Last summer a paper came out from Cabanac et al. detailing how AI-powered text generation can yield phrases and word patterns that look a lot like human writing, except for certain “tortured phrases” that are obvious and often humerous mistranslations. An example they use is “counterfeit consciousness” instead of “artificial intelligence”. In a recent lecture by Elisabeth Bik (@MicrobiomDigest) at the Lorentz Center Workshop on Proteomics and Machine Learning, this concept was brought up, but even more simply that using word translations can generate undetectable plagerisms.
Since learning about this I had wanted to try it out. Starting with the three sentences below, I tried to make tortured phrases through language translation.

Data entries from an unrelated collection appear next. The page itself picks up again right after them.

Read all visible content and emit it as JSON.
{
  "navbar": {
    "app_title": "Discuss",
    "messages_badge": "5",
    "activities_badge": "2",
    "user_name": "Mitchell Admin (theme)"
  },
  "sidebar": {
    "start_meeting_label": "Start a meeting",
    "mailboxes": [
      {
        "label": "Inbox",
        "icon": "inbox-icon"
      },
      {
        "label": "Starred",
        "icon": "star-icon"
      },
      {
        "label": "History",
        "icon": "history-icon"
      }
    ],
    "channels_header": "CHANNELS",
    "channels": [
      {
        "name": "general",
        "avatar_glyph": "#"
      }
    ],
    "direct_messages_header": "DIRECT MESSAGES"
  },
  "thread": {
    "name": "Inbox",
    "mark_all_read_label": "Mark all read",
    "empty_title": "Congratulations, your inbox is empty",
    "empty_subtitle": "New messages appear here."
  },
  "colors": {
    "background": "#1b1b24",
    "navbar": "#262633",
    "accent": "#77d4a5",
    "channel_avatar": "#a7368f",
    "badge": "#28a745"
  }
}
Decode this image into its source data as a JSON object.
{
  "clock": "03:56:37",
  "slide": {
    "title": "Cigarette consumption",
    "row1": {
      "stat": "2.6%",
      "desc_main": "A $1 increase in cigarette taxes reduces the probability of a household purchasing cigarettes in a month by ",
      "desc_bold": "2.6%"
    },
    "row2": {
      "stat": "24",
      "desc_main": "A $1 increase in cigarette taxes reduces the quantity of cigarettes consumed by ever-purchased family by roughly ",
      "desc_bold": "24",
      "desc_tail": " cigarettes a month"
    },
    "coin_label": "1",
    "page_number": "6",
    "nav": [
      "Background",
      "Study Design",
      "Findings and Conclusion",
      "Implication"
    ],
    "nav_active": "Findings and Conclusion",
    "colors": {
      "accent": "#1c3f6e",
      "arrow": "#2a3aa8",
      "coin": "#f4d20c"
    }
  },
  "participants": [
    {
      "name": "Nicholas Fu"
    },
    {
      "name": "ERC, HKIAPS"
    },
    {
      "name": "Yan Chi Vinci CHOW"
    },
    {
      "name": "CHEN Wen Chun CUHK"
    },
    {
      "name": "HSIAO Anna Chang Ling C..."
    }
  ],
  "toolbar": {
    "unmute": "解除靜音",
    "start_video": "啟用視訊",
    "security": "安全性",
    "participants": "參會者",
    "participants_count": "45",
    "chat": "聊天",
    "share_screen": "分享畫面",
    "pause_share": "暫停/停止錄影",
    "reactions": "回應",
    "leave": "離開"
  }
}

The use of artificial intelligence is helping researchers to better understand the complexities of the innate immune system. Proteomics is providing insights into the proteins that make up the innate immune system and how they interact with each other. This knowledge is helping to develop new therapies for diseases that involve the innate immune system.
First I used Google Translate, and I tried many combinations (english-japanese-english, english-polish-welsh-english, etc.) but each time when it got back to english, it was word for word correct.
Next I went to SYSTRAN translate, and finally going english-norwegian-spanish-english yielded “congenetial immune system” with everything else the same.
Playing around on SYSTRAN I could see how creating translating schemes like english-bengali-english-catalan-english yielded markedly different words, but at some point the resulting text moved past tortured phrases into gibberish.
Though my attempts in language translations to get tortured phrases weren’t completely successful, I can see how this approach can easily be used to bulk translate published papers into new papers, performed at scale in so called “Paper Mills”. These papers in turn can be submitted to journals, making it an easy way to increase productivity and impact in this flawed system we have built. Of course, an even easier way than language translating already written work is to use text prompts and AI-powered text generation as Cabanac et al. discussed. For instance, the test sentences above were created in the OpenAI GPT-3 playground with the prompt “Artificial intelligence is helping proteomics solve innate immunity.”, and they sounded pretty human to me.